Australian consultant engineer (1931–2022)

John Buxton Laurie (18 September 1931 – 2 April 2022) was an Australian civil engineer. In 2003 he was awarded Australia's highest civilian honour, Companion of the Order of Australia, for his services to engineering and to community support.

==Early life and education==

Laurie was born to Joan and Robin Laurie on 18 September 1931 in Adelaide, Australia.

==Career==

In 1977, when he was the managing director of Maunsell and Partners (Consulting Engineers and Planners), he was appointed to assist the Chief Judge heading the judicial inquiry to investigate the causes of the Granville rail disaster. He was Chairman of the Melbourne City Link Authority.
He served as the president of the Associations of Professional and Consultative Engineers.

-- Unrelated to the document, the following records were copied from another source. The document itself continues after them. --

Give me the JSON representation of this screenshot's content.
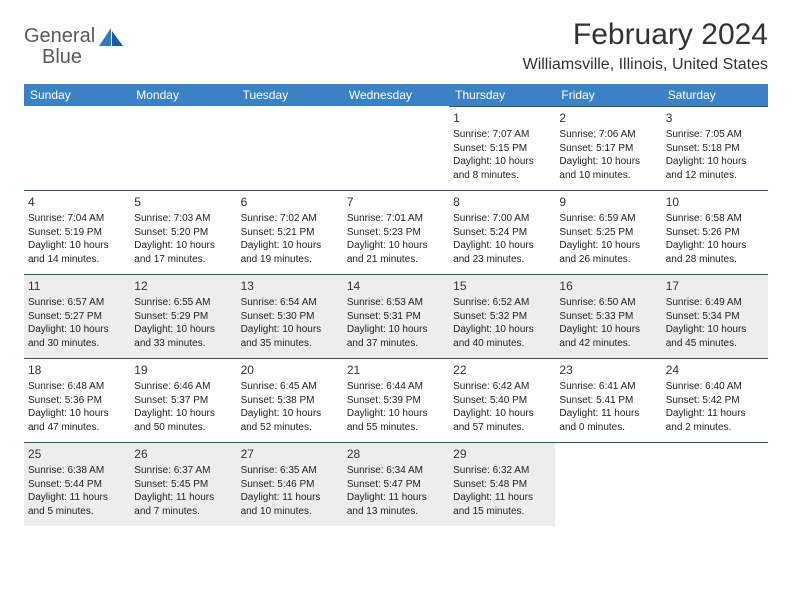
{
  "logo": {
    "word1": "General",
    "word2": "Blue"
  },
  "title": "February 2024",
  "location": "Williamsville, Illinois, United States",
  "accent": "#3b82c4",
  "border": "#2c5478",
  "shade": "#ededed",
  "dayNames": [
    "Sunday",
    "Monday",
    "Tuesday",
    "Wednesday",
    "Thursday",
    "Friday",
    "Saturday"
  ],
  "startOffset": 4,
  "daysInMonth": 29,
  "shadedRows": [
    2,
    4
  ],
  "days": [
    {
      "n": 1,
      "sr": "7:07 AM",
      "ss": "5:15 PM",
      "dl": "10 hours and 8 minutes."
    },
    {
      "n": 2,
      "sr": "7:06 AM",
      "ss": "5:17 PM",
      "dl": "10 hours and 10 minutes."
    },
    {
      "n": 3,
      "sr": "7:05 AM",
      "ss": "5:18 PM",
      "dl": "10 hours and 12 minutes."
    },
    {
      "n": 4,
      "sr": "7:04 AM",
      "ss": "5:19 PM",
      "dl": "10 hours and 14 minutes."
    },
    {
      "n": 5,
      "sr": "7:03 AM",
      "ss": "5:20 PM",
      "dl": "10 hours and 17 minutes."
    },
    {
      "n": 6,
      "sr": "7:02 AM",
      "ss": "5:21 PM",
      "dl": "10 hours and 19 minutes."
    },
    {
      "n": 7,
      "sr": "7:01 AM",
      "ss": "5:23 PM",
      "dl": "10 hours and 21 minutes."
    },
    {
      "n": 8,
      "sr": "7:00 AM",
      "ss": "5:24 PM",
      "dl": "10 hours and 23 minutes."
    },
    {
      "n": 9,
      "sr": "6:59 AM",
      "ss": "5:25 PM",
      "dl": "10 hours and 26 minutes."
    },
    {
      "n": 10,
      "sr": "6:58 AM",
      "ss": "5:26 PM",
      "dl": "10 hours and 28 minutes."
    },
    {
      "n": 11,
      "sr": "6:57 AM",
      "ss": "5:27 PM",
      "dl": "10 hours and 30 minutes."
    },
    {
      "n": 12,
      "sr": "6:55 AM",
      "ss": "5:29 PM",
      "dl": "10 hours and 33 minutes."
    },
    {
      "n": 13,
      "sr": "6:54 AM",
      "ss": "5:30 PM",
      "dl": "10 hours and 35 minutes."
    },
    {
      "n": 14,
      "sr": "6:53 AM",
      "ss": "5:31 PM",
      "dl": "10 hours and 37 minutes."
    },
    {
      "n": 15,
      "sr": "6:52 AM",
      "ss": "5:32 PM",
      "dl": "10 hours and 40 minutes."
    },
    {
      "n": 16,
      "sr": "6:50 AM",
      "ss": "5:33 PM",
      "dl": "10 hours and 42 minutes."
    },
    {
      "n": 17,
      "sr": "6:49 AM",
      "ss": "5:34 PM",
      "dl": "10 hours and 45 minutes."
    },
    {
      "n": 18,
      "sr": "6:48 AM",
      "ss": "5:36 PM",
      "dl": "10 hours and 47 minutes."
    },
    {
      "n": 19,
      "sr": "6:46 AM",
      "ss": "5:37 PM",
      "dl": "10 hours and 50 minutes."
    },
    {
      "n": 20,
      "sr": "6:45 AM",
      "ss": "5:38 PM",
      "dl": "10 hours and 52 minutes."
    },
    {
      "n": 21,
      "sr": "6:44 AM",
      "ss": "5:39 PM",
      "dl": "10 hours and 55 minutes."
    },
    {
      "n": 22,
      "sr": "6:42 AM",
      "ss": "5:40 PM",
      "dl": "10 hours and 57 minutes."
    },
    {
      "n": 23,
      "sr": "6:41 AM",
      "ss": "5:41 PM",
      "dl": "11 hours and 0 minutes."
    },
    {
      "n": 24,
      "sr": "6:40 AM",
      "ss": "5:42 PM",
      "dl": "11 hours and 2 minutes."
    },
    {
      "n": 25,
      "sr": "6:38 AM",
      "ss": "5:44 PM",
      "dl": "11 hours and 5 minutes."
    },
    {
      "n": 26,
      "sr": "6:37 AM",
      "ss": "5:45 PM",
      "dl": "11 hours and 7 minutes."
    },
    {
      "n": 27,
      "sr": "6:35 AM",
      "ss": "5:46 PM",
      "dl": "11 hours and 10 minutes."
    },
    {
      "n": 28,
      "sr": "6:34 AM",
      "ss": "5:47 PM",
      "dl": "11 hours and 13 minutes."
    },
    {
      "n": 29,
      "sr": "6:32 AM",
      "ss": "5:48 PM",
      "dl": "11 hours and 15 minutes."
    }
  ],
  "labels": {
    "sunrise": "Sunrise:",
    "sunset": "Sunset:",
    "daylight": "Daylight:"
  }
}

=== Professional and community service===

In 2001, the Powerhouse Museum (then called the Museum of Applied Arts and Sciences) partnered with the Australian Academy of Technological Sciences and Engineering to put on "Australia Innovates". Laurie was one of the key contributors.

===Selected works===

- Laurie, JB (1975). "Welded Steel Bridges A Trends and Developments"
- Laurie, JB (1976). "Bridges-Design. Australian scene, including Railway Bridges."
- Laurie, J. B. (1984). "The Forms of Australian Overseas Consultancy"
- Laurie, J. B. (1986). "The restoration of buildings constructed with Menorcan limestone"
- "Technology in Australia 1788-1988" (1988)
- Laurie, J. B. (2000). "Melbourne City Link project: a view near the finishing line"

== Honours and awards ==

In 1994, Laurie was appointed a Fellow of the Australian Academy of Technological Sciences and Engineering (FTSE).
In 2001, Laurie was awarded the Australian Centenary Medal in recognition of his service to environmental science and technology.
In 2003, he received the Peter Nicol Russell Memorial Medal - Career Achievement Award in Engineering from the Institution of Engineers Australia. This is described as "the most prestigious award conferred by Engineers Australia. It’s presented annually to an Honorary Fellow of Engineers Australia who has made a notable contribution to the science or practice of engineering in Australia."

In the 2003 Queen's Birthday honours, Laurie was appointed a Companion of the Order of Australia "for service to consulting engineering in Australia, to the export of engineering services overseas, and to community support in education, health and major infrastructure developments."

==Personal life==
Laurie was married to Imogen Dymphna, and they had four children: Mandy, Rob, Tim and Emma.

Laurie was the great-grandson of Buxton Forbes Laurie, for whom he was named, who migrated from England to Australia in 1848. John Laurie hosted a reunion of Buxton Laurie's descendants in 1976, reported as either 150 or 220 people.

He died on 2 April 2022, of natural causes.